Нет, она работала не в театре. Она вообще нигде не работала, только где-то там числилась. Да, а на жизнь она зарабатывает портретами. Сначала было страшно – вот так взять и выйти на улицу. Надо было себя преодолеть. Она начала в Пицунде. В Пицунде было проще, там она одна рисовала. Нет, грузины не такие уж щедрые. Они садились, чтобы познакомиться. Каждый предлагал себя в мужья. Чтобы отстали, она говорила, что ей пятнадцать лет. Но они соглашались подождать. Прямо тут же, на стульчике. Они забывали, что садились для портрета, и потом не хотели за него платить. Им была нужна женщина, а портрет им был не нужен, они ничего не понимали в портретах. И не понимали, зачем ей деньги. Деньги должны быть у ее мужчины. Они не понимали, что деньги ей нужны на жизнь, они не понимали, почему она одна. Такая девушка не могла быть одна. В Пицунде она дружила только с мальчишками, с целой ватагой мальчишек, потому что они были чисты и красивы. Грузины красивы только до семнадцати лет.
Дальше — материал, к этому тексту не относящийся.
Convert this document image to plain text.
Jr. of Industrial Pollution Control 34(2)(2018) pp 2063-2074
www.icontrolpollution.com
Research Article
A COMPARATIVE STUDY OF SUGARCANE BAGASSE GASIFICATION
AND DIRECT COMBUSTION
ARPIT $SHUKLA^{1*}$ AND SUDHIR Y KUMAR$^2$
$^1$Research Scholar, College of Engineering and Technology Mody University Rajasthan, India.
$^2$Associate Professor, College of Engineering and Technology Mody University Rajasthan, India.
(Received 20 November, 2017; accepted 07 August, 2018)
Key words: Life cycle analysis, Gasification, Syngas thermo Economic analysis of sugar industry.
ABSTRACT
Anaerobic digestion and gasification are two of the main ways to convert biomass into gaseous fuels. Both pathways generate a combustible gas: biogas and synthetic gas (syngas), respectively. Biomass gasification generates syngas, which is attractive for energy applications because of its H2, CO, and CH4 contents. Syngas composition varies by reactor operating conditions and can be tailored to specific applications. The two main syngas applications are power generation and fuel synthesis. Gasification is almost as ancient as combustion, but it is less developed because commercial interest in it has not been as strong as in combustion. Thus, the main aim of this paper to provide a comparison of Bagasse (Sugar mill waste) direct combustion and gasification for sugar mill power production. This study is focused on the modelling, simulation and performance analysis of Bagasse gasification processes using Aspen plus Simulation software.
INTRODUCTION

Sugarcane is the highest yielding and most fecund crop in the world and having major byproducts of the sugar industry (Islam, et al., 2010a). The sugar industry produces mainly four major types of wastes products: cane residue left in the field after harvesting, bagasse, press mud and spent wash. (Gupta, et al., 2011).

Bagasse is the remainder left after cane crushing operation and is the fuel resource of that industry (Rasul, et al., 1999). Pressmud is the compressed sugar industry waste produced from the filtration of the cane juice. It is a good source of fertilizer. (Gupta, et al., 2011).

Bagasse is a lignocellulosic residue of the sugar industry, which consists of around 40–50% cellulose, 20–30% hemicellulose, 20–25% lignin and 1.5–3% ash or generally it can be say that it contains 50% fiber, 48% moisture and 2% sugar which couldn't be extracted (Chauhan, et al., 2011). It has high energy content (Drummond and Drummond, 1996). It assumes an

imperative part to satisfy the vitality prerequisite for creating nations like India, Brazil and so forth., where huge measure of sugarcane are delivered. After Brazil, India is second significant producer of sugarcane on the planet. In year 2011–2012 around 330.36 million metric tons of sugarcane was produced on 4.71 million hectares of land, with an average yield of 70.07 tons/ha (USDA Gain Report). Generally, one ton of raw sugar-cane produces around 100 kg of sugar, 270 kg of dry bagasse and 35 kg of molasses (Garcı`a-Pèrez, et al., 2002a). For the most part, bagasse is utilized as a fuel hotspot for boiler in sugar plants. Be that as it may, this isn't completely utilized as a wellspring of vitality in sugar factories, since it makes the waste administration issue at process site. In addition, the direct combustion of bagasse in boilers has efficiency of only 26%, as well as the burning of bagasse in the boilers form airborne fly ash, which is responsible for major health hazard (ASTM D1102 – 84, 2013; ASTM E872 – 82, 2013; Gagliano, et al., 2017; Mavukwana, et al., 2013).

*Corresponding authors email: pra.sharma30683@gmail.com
А потом она сказала, что ей нравится такой возраст, как у меня, и моя седина ей нравится. Когда мужчина начинает седеть, он становится моложе. Потому что светлей. Потому что седина дает рефлекс света на лицо. Не мешаю ли я ей рисовать своей болтовней? Ничего, она привыкла. А вообще-то ей интересно поболтать со мной. И еще она сказала, что на днях должна переехать и будет очень занята. Это я совсем забыл, она просто очень занята. И еще она снова собиралась в Пицунду. Может, она уже там. Там бы я ее наверняка нашел по толпе мальчишек на солнечном песчаном берегу. И хотя я уже понял, что ни сегодня, ни завтра ее не увижу, мистическая интуиция медиума, а влюбленный – почти медиум, говорила мне, что я ее еще встречу.

Я обнаружил ее на четвертый день, когда, согласно Книге Бытия, творец отделил свет от тьмы. Она шла стремительной высоконогой походкой в компании высокого худого мужчины, который был седей и старше меня. Лицо у мужчины было неглупое, но испитое и циничное, и я огорчился за нее. Все было кончено. Мне оставалось только незаметно проскочить мимо. Но она заметила меня, узнала и вдруг побежала ко мне. Пока она подбегала, краем глаза я увидел, как ее спутник состроил кислую презрительную гримасу. Гримаса была явно по моему адресу.

– Я наконец переехала, – сказала она, улыбаясь во весь рот, будто радуясь встрече. – У меня есть телефон, я могу вам позвонить. Я не люблю звонить из автомата.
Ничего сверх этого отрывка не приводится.